Most of us remember Johnny Carson, and he’s certainly one of the pioneers covered here, but this segment offers you some great footage of Art Linkletter and his creation of the late night talk show. You’ll hear from folks like Jay Leno as they talk about the greats that led the way before them. The shows were live, and some of the best footage here is from when things didn’t exactly go as planned. The early hosts had to be on their toes, able to cover for almost anything.
It was actually the days of radio where these quiz programs were born, and there’s some great audio from those days here. The segment follows the evolution from quiz shows to the almost reality show inventions of Chuck Berris. Many of your favorite hosts are here like Monty Hall, Chuck Woolery, Peter Marshall, and Bob Eubanks, and the segment goes behind the scenes for Bob Barker’s final The Price Is Right appearance. The piece looks at the quiz show scandals, but apparently skips over two of the more famous incidents. The $64,000 Question fraud and the Press Your Luck board memorization incidents have both been made into films but are ignored by the segment.
Dick Van Dyke and Andy Griffith share some fond memories of their pioneering programs. Mary Tyler Moore explains that Lucile Ball used to spy on rehearsals of the Dick Van Dyke Show from the catwalk, and an inadvertent laugh heard by the cast and crew led to a walk on appearance on the show. There are simply a ton of these anecdotes by many of your favorites from television’s Golden Age.
These shows evolved from the early days of stage . You’ll be amazed at how many stars first found their way into Americans’ hearts through appearances in variety shows. From the early days of Ed Sullivan and Milton Berle, there’s an amazing list of stars that made their way on these stages. Carol Burnett brought the best of these early aspects into a variety show that specialized in comedy leading the way to Laugh-In and, yes, eventually Saturday Night Live.

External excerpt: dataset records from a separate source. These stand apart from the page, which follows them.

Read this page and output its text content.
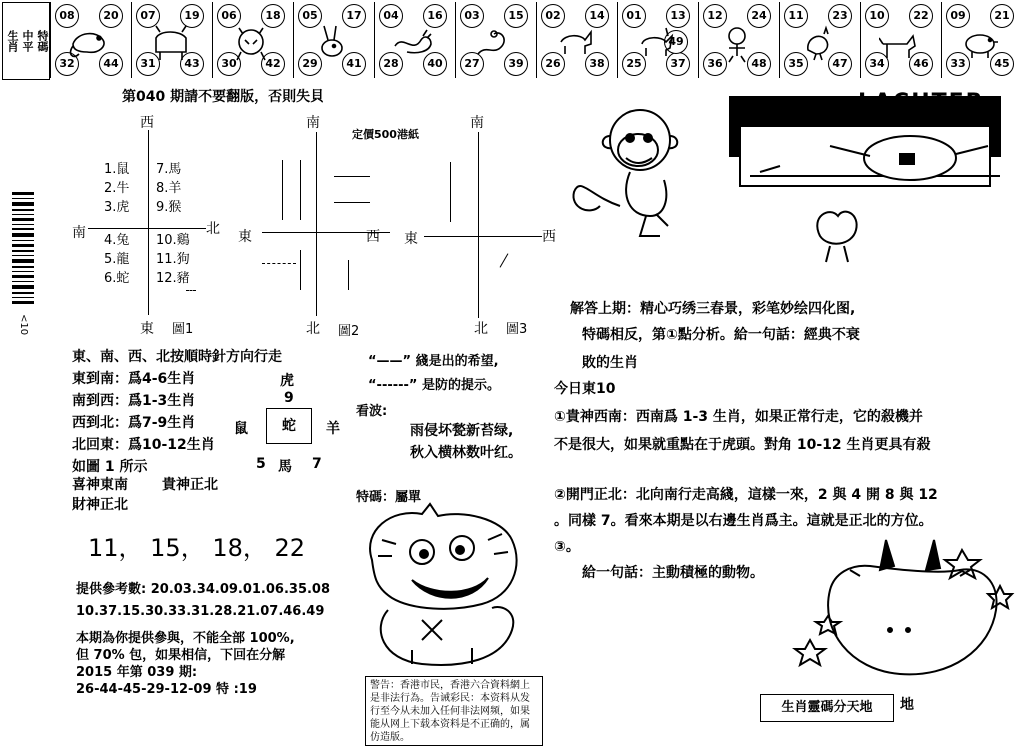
生肖 中平 特碼
08	20
32	44
07	19
31	43
06	18
30	42
05	17
29	41
04	16
28	40
03	15
27	39
02	14
26	38
01	13
25	37
49
12	24
36	48
11	23
35	47
10	22
34	46
09	21
33	45
第040 期請不要翻版，否則失貝
定價500港紙
<10
西
南	北
東 圖1
1.鼠
2.牛
3.虎
4.兔
5.龍
6.蛇
7.馬
8.羊
9.猴
10.鷄
11.狗
12.豬
南
東	西
北 圖2
南
東	西
北 圖3
東、南、西、北按順時針方向行走
東到南：爲4-6生肖
南到西：爲1-3生肖
西到北：爲7-9生肖
北回東：爲10-12生肖
如圖 1 所示
喜神東南 貴神正北
財神正北
虎
9
鼠	蛇	羊
5 馬 7
“——” 綫是出的希望,
“------” 是防的提示。
看波:
雨侵坏甃新苔绿,
秋入横林数叶红。
特碼：屬單
11， 15， 18， 22
提供參考數: 20.03.34.09.01.06.35.08
10.37.15.30.33.31.28.21.07.46.49
本期為你提供參與，不能全部 100%,
但 70% 包，如果相信，下回在分解
2015 年第 039 期:
26-44-45-29-12-09 特 :19	警告：香港市民，香港六合資料網上是非法行為。告诫彩民：本资料从发行至今从未加入任何非法网频，如果能从网上下载本资料是不正确的，属仿造版。
解答上期：精心巧绣三春景，彩笔妙绘四化图,
特碼相反，第①點分析。給一句話：經典不衰
敗的生肖
今日東10
①貴神西南：西南爲 1-3 生肖，如果正常行走，它的殺機并
不是很大，如果就重點在于虎頭。對角 10-12 生肖更具有殺
②開門正北：北向南行走高綫，這樣一來，2 與 4 開 8 與 12
。同樣 7。看來本期是以右邊生肖爲主。這就是正北的方位。
③。
給一句話：主動積極的動物。
生肖靈碼分天地	地
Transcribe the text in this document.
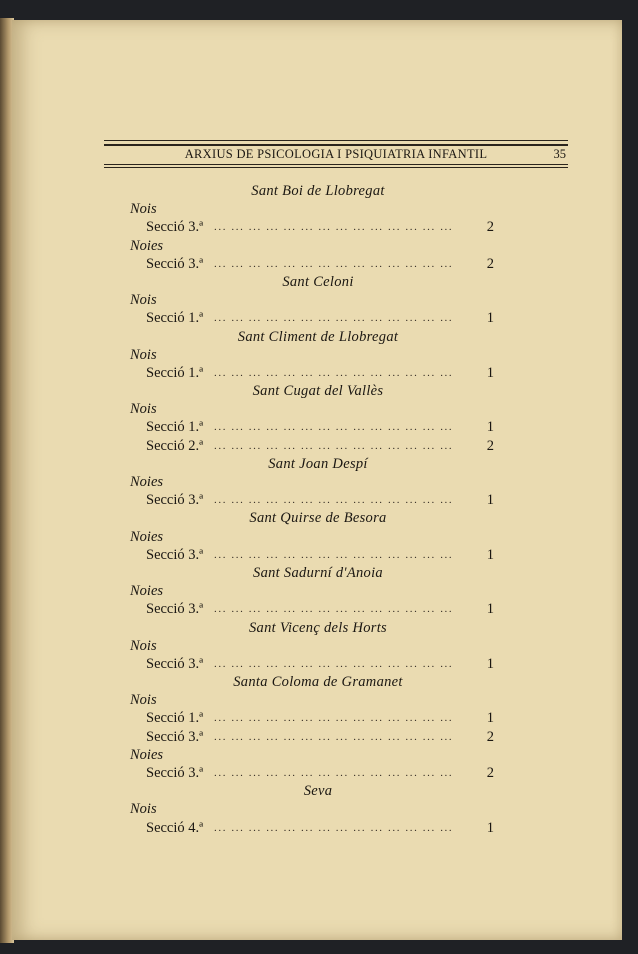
ARXIUS DE PSICOLOGIA I PSIQUIATRIA INFANTIL	35
Sant Boi de Llobregat
Nois
Secció 3.ª ... ... ... ... ... ... ... ... ... ... ... ... ... ...	2
Noies
Secció 3.ª ... ... ... ... ... ... ... ... ... ... ... ... ... ...	2
Sant Celoni
Nois
Secció 1.ª ... ... ... ... ... ... ... ... ... ... ... ... ... ...	1
Sant Climent de Llobregat
Nois
Secció 1.ª ... ... ... ... ... ... ... ... ... ... ... ... ... ...	1
Sant Cugat del Vallès
Nois
Secció 1.ª ... ... ... ... ... ... ... ... ... ... ... ... ... ...	1
Secció 2.ª ... ... ... ... ... ... ... ... ... ... ... ... ... ...	2
Sant Joan Despí
Noies
Secció 3.ª ... ... ... ... ... ... ... ... ... ... ... ... ... ...	1
Sant Quirse de Besora
Noies
Secció 3.ª ... ... ... ... ... ... ... ... ... ... ... ... ... ...	1
Sant Sadurní d'Anoia
Noies
Secció 3.ª ... ... ... ... ... ... ... ... ... ... ... ... ... ...	1
Sant Vicenç dels Horts
Nois
Secció 3.ª ... ... ... ... ... ... ... ... ... ... ... ... ... ...	1
Santa Coloma de Gramanet
Nois
Secció 1.ª ... ... ... ... ... ... ... ... ... ... ... ... ... ...	1
Secció 3.ª ... ... ... ... ... ... ... ... ... ... ... ... ... ...	2
Noies
Secció 3.ª ... ... ... ... ... ... ... ... ... ... ... ... ... ...	2
Seva
Nois
Secció 4.ª ... ... ... ... ... ... ... ... ... ... ... ... ... ...	1
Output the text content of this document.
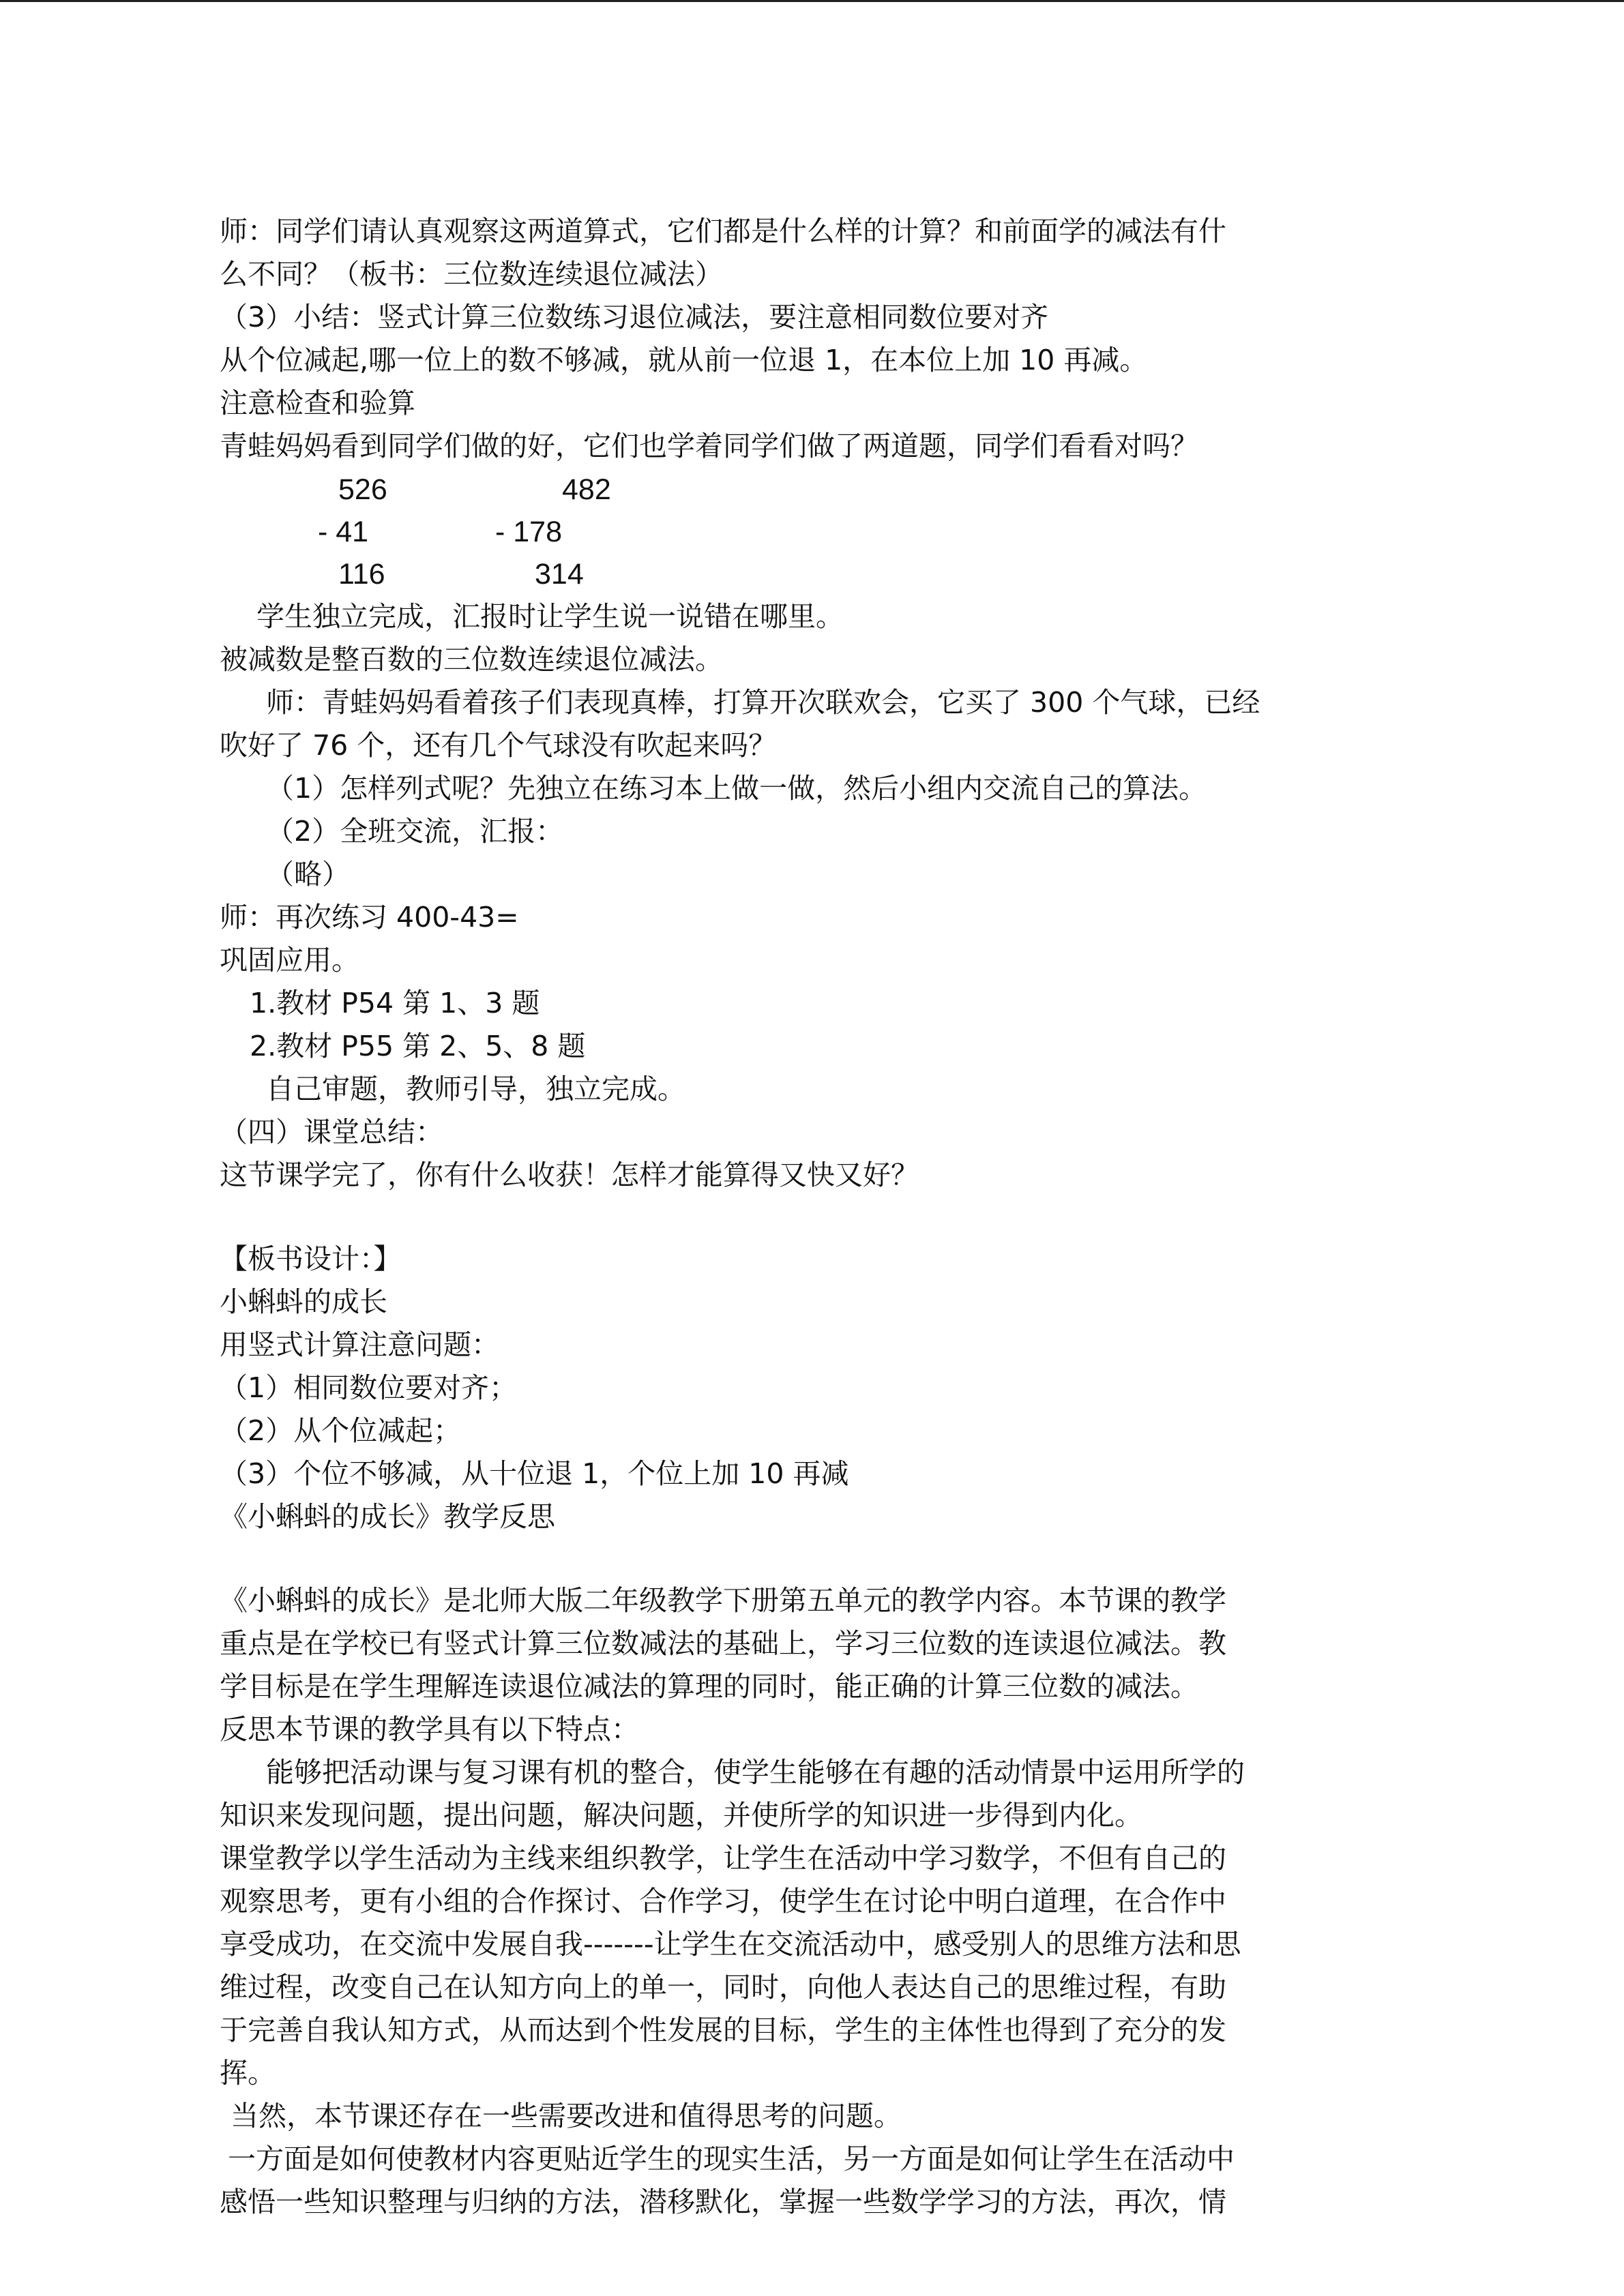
师：同学们请认真观察这两道算式，它们都是什么样的计算？和前面学的减法有什
么不同？（板书：三位数连续退位减法）
（3）小结：竖式计算三位数练习退位减法，要注意相同数位要对齐
从个位减起,哪一位上的数不够减，就从前一位退 1，在本位上加 10 再减。
注意检查和验算
青蛙妈妈看到同学们做的好，它们也学着同学们做了两道题，同学们看看对吗？
526
- 41
116
482
- 178
314
学生独立完成，汇报时让学生说一说错在哪里。
被减数是整百数的三位数连续退位减法。
师：青蛙妈妈看着孩子们表现真棒，打算开次联欢会，它买了 300 个气球，已经
吹好了 76 个，还有几个气球没有吹起来吗？
（1）怎样列式呢？先独立在练习本上做一做，然后小组内交流自己的算法。
（2）全班交流，汇报：
（略）
师：再次练习 400-43=
巩固应用。
1.教材 P54 第 1、3 题
2.教材 P55 第 2、5、8 题
自己审题，教师引导，独立完成。
（四）课堂总结：
这节课学完了，你有什么收获！怎样才能算得又快又好？
【板书设计：】
小蝌蚪的成长
用竖式计算注意问题：
（1）相同数位要对齐；
（2）从个位减起；
（3）个位不够减，从十位退 1，个位上加 10 再减
《小蝌蚪的成长》教学反思
《小蝌蚪的成长》是北师大版二年级教学下册第五单元的教学内容。本节课的教学
重点是在学校已有竖式计算三位数减法的基础上，学习三位数的连读退位减法。教
学目标是在学生理解连读退位减法的算理的同时，能正确的计算三位数的减法。
反思本节课的教学具有以下特点：
能够把活动课与复习课有机的整合，使学生能够在有趣的活动情景中运用所学的
知识来发现问题，提出问题，解决问题，并使所学的知识进一步得到内化。
课堂教学以学生活动为主线来组织教学，让学生在活动中学习数学，不但有自己的
观察思考，更有小组的合作探讨、合作学习，使学生在讨论中明白道理，在合作中
享受成功，在交流中发展自我-------让学生在交流活动中，感受别人的思维方法和思
维过程，改变自己在认知方向上的单一，同时，向他人表达自己的思维过程，有助
于完善自我认知方式，从而达到个性发展的目标，学生的主体性也得到了充分的发
挥。
当然，本节课还存在一些需要改进和值得思考的问题。
一方面是如何使教材内容更贴近学生的现实生活，另一方面是如何让学生在活动中
感悟一些知识整理与归纳的方法，潜移默化，掌握一些数学学习的方法，再次，情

Each segment of Pioneers of Television is presented in its original full frame broadcast format. It’s nearly impossible to talk about video presentation here. Some of this footage is incredibly old and obviously damaged. That it exists at all is a miracle of sorts. Much of the footage is in black & white, complete with scratches and often barely watchable quality video. The recent interviews are in color, and they look pretty much documentary quality. This stuff is strictly for the archivist in us all.
The Dolby Digital 2.0 track is basically two channel mono. Again, since most of this is dawn of television vintage footage, the sound is often pretty rough. Some of it is even difficult to understand. You accept it or you don’t, but do not buy this if you have no patience for low fidelity presentations.
Extended interviews from the segments.
I’ve followed television for many years. I often have to research a particular show or actor for these reviews. Even with a pretty good knowledge of the subject, I was impressed with how much I didn’t know. If you’re at all curious about how these four genres began and evolved, you need to check this out. It will, however, leave you wishing for even more details and information. Anyone with even a passing interest in the history of television will want to spend a little time in an age of often live broadcasts where literally “anything could happen”.